Wo Österreich in Sachen Kreislaufwirtschaft aktuell steht, worauf es künftig ankommt, wie Bürgerinnen und Bürger eingebunden werden können und wie die Bäckerei Lechner aus NÖ bereits erfolgreich da- ran arbeitet, erläuterte Expertin Mag.ª Karin Huber-Heim, Executive Director des Circular Economy Forum Austria im Gespräch mit Umwelt & Energie.

Text: Silvia Osterkorn-Lederer

 

U&E: Liebe Frau Huber-Heim, danke, dass Sie sich heute Zeit nehmen. Zum Einstieg: Können Sie uns den Begriff Kreislaufwirtschaft erklären und verraten wie er mit den Themen Umweltschutz und Nachhaltigkeit zusammenhängt? 

KHH: Kreislaufwirtschaft ist etwas das wir Menschen eigentlich schon immer konnten und auch schon immer gemacht haben. Nämlich aus jedem Material das Maximum rauszuholen. Unabhängig davon, ob es sich um einen nachwachsenden Rohstoff handelt oder nicht. Denn Materialien, die wir angebaut oder abgebaut haben, sind kostbar. Dieses Verständnis scheint in den letzten 40 Jahren der Industrialisierung aber verloren gegangen zu sein. Heute gilt: je mehr desto besser. Das war die Erfindung des Konsumismus: immer mehr haben, immer schneller ersetzen, immer wieder Neues kaufen – und sich des „Alten entledigen“. So sind Berge von Abfällen entstanden, die irgendwo auf der Welt einfach übriggeblieben sind. Nach dem Motto „aus den Augen, aus dem Sinn“ wurden sie zum Teil vergraben bzw. heute zur Energieproduktion genutzt (also thermisch verwertet).

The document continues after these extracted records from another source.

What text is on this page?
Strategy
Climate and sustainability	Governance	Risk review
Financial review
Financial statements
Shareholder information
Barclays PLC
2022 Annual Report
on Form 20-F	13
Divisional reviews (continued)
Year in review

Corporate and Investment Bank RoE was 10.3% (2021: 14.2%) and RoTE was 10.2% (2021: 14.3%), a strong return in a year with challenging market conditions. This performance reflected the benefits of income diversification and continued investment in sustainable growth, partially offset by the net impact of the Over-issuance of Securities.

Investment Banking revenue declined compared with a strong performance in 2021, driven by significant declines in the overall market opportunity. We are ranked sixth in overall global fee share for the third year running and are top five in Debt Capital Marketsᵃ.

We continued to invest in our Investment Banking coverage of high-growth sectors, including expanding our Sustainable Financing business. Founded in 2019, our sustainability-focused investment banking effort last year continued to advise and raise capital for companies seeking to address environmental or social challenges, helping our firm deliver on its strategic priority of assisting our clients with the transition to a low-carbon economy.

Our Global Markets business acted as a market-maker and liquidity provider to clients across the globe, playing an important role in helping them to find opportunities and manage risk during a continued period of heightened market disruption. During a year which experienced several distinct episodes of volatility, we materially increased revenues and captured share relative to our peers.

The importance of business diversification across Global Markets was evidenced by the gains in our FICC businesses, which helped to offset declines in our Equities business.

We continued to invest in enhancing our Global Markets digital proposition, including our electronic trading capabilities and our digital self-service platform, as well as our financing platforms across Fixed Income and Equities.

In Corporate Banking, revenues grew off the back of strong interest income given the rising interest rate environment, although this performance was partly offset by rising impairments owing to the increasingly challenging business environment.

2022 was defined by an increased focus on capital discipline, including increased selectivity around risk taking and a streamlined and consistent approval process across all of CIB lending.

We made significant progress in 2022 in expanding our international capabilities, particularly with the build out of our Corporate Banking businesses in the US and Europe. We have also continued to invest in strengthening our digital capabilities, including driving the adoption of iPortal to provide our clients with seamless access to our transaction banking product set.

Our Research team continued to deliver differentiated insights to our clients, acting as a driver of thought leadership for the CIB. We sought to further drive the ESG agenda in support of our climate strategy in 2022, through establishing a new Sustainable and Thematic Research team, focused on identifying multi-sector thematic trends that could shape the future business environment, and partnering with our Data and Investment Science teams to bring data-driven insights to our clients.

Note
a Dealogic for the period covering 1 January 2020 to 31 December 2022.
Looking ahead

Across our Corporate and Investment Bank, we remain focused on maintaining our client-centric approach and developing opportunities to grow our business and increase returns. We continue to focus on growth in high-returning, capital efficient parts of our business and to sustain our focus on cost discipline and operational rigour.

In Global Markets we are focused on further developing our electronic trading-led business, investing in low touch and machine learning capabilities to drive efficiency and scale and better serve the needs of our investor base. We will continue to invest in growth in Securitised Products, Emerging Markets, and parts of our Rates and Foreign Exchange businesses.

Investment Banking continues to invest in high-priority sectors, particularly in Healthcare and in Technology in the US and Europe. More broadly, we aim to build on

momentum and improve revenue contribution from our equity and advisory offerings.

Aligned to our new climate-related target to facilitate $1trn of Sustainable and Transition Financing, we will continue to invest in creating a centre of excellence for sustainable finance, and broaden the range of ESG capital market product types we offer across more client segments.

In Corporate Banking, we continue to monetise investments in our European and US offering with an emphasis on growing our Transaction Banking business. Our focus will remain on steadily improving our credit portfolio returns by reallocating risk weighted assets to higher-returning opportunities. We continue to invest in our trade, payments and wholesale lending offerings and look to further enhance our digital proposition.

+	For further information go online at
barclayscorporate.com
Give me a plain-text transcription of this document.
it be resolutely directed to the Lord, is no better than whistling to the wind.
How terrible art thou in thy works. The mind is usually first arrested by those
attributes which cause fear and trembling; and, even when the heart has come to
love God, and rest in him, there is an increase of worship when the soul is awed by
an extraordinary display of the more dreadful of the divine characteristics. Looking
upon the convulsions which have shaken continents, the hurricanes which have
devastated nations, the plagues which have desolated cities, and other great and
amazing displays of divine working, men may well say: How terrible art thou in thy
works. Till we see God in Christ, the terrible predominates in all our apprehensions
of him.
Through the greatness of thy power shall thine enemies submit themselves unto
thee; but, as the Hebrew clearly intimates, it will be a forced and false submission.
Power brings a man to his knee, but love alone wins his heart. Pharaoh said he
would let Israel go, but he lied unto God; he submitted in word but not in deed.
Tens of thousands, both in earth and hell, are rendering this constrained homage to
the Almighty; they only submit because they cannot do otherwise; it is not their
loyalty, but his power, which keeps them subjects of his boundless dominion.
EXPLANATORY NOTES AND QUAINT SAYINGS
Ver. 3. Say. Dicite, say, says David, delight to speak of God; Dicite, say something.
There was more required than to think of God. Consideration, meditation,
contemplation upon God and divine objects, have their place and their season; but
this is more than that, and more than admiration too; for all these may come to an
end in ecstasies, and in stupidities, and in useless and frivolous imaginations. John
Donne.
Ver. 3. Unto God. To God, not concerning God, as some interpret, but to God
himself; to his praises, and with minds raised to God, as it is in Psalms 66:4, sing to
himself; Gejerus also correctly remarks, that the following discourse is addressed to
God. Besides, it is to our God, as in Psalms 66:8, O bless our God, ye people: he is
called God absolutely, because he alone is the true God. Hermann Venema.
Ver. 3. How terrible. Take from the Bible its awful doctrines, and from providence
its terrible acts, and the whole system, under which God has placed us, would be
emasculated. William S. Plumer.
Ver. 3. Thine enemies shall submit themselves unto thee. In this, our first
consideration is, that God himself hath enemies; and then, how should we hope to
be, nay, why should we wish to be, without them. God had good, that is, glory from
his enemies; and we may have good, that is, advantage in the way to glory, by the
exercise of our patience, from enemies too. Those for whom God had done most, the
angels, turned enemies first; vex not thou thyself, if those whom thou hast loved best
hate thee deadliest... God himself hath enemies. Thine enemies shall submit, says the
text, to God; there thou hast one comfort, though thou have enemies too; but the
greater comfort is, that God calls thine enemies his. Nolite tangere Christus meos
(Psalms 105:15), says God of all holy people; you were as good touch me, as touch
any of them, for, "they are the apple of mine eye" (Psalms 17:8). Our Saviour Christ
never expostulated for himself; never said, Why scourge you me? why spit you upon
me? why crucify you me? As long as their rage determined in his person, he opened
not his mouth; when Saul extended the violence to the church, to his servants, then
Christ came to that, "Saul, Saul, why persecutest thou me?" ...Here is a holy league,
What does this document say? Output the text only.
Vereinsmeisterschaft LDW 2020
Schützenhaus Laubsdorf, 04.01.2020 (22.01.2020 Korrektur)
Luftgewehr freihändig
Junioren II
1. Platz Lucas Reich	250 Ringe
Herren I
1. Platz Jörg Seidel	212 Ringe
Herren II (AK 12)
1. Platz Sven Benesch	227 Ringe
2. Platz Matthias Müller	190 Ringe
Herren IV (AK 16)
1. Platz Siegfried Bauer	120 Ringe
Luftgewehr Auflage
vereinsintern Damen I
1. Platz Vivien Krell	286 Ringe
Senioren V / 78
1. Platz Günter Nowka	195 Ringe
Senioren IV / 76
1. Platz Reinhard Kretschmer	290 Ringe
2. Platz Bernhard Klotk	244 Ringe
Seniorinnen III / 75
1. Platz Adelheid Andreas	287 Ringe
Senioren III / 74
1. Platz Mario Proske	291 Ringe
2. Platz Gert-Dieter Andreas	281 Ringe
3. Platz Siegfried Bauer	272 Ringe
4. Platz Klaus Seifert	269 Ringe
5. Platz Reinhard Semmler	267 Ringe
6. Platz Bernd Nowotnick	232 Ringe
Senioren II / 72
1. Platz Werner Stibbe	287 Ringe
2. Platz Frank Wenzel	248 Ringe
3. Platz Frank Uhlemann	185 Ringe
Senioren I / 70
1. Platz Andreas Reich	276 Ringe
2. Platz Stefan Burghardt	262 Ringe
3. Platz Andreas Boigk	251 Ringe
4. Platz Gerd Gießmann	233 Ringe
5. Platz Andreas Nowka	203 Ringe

Heute, in Zeiten von hohen Energiekosten, fällt aber auch verstärkt auf, dass man viel Energie benötigt, um Dinge thermisch zu verwerten, oder zu schreddern, zermahlen und zerkleinern. Häufig sind die dabei gewonnenen Sekundärrohstoffe, wie z. B. Granulate, nicht mehr gut geeignet, um wieder zu hochwertigen Produkten verarbeitet zu werden. Wir müssen uns eingestehen, dass wir uns diese Probleme selbst geschaffen haben durch zu hohen Ressourcenverbrauch, problematischen Anbau und Abbau, der mit Umweltschäden einhergeht. Durch unseren Lebensstil, der stark durch Konsumieren und Wegwerfen geprägt ist, wurden Umwelt- zu Klimathemen und damit auch zu gesellschaftlichen Themen. Es versteht sich von selbst, dass qualitativ hochwertige Dinge zu kaufen, sie gut zu pflegen (waschen, reinigen, repa-rieren, …) und lange zu verwenden, ein ebenso gutes Leben ermöglicht, wie bisher während gleichzeitig weniger Ressourcen eingesetzt werden und weniger Abfall produziert wird. In den letzten 30 – 40 Jahren war das „viel konsumieren“ ganz normal. Das Vermarkten schnelllebiger Produkte, entstanden in, teil-weise auch ausgelagerter, billiger Produktion waren und sind „normal“ und uns wurde vermittelt, dass nur das Verbrauchen unseren Wohlstand definiert und erhält. Dieses System ist aber kein Naturgesetz, es stammt aus der Nachkriegszeit, wo es wichtig war, um die Wirtschaft wieder aufzubauen.  

 
Mag.a Karin Huber-Heim

Mag.a Karin Huber-Heim

 

U&E: Also irgendwie geschichtlich gewachsen? 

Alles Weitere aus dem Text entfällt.